After a devastating civil war that leaves only a few hundred men from the tribe of Benjamin alive, and tens of thousands dead on both sides. The tribes realize they have two options: they can keep to their vow and let the tribe of Benjamin disappear forever, or they can change their plans. The poeple of Israel change their plans, and though in a grotesque way, the tribe of Benjamin is reunited with the rest of the people of Israel. This story is the precursor to the holiday of Tu Be’Av.
How did the happiest holiday in the year emerge from one of our greatest tragedies?

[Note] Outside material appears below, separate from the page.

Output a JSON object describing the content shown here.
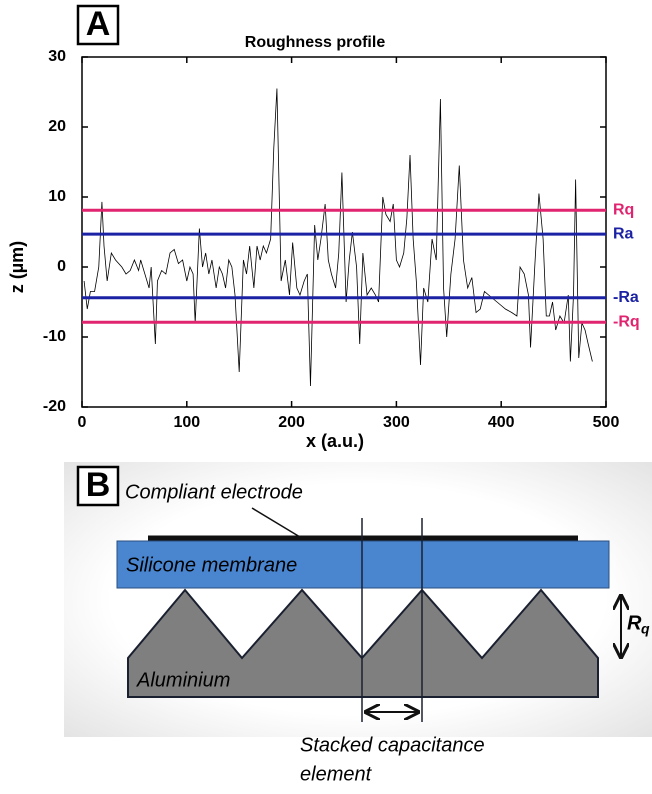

The lesson of Tu Be’Av teaches us that when it comes to our identity, who we are, and our history, remembrance is sacrosanct. Yet when it comes to love, marriage, and the harmony of our people, forgetting can be the key to our future. If the tribes of Israel stuck to their grudges against the people of Benjamin, that entire tribe would be eradicated. For love to happen, we must know when to forget. For the people of Israel to exist in harmony, we must forget our past grudges.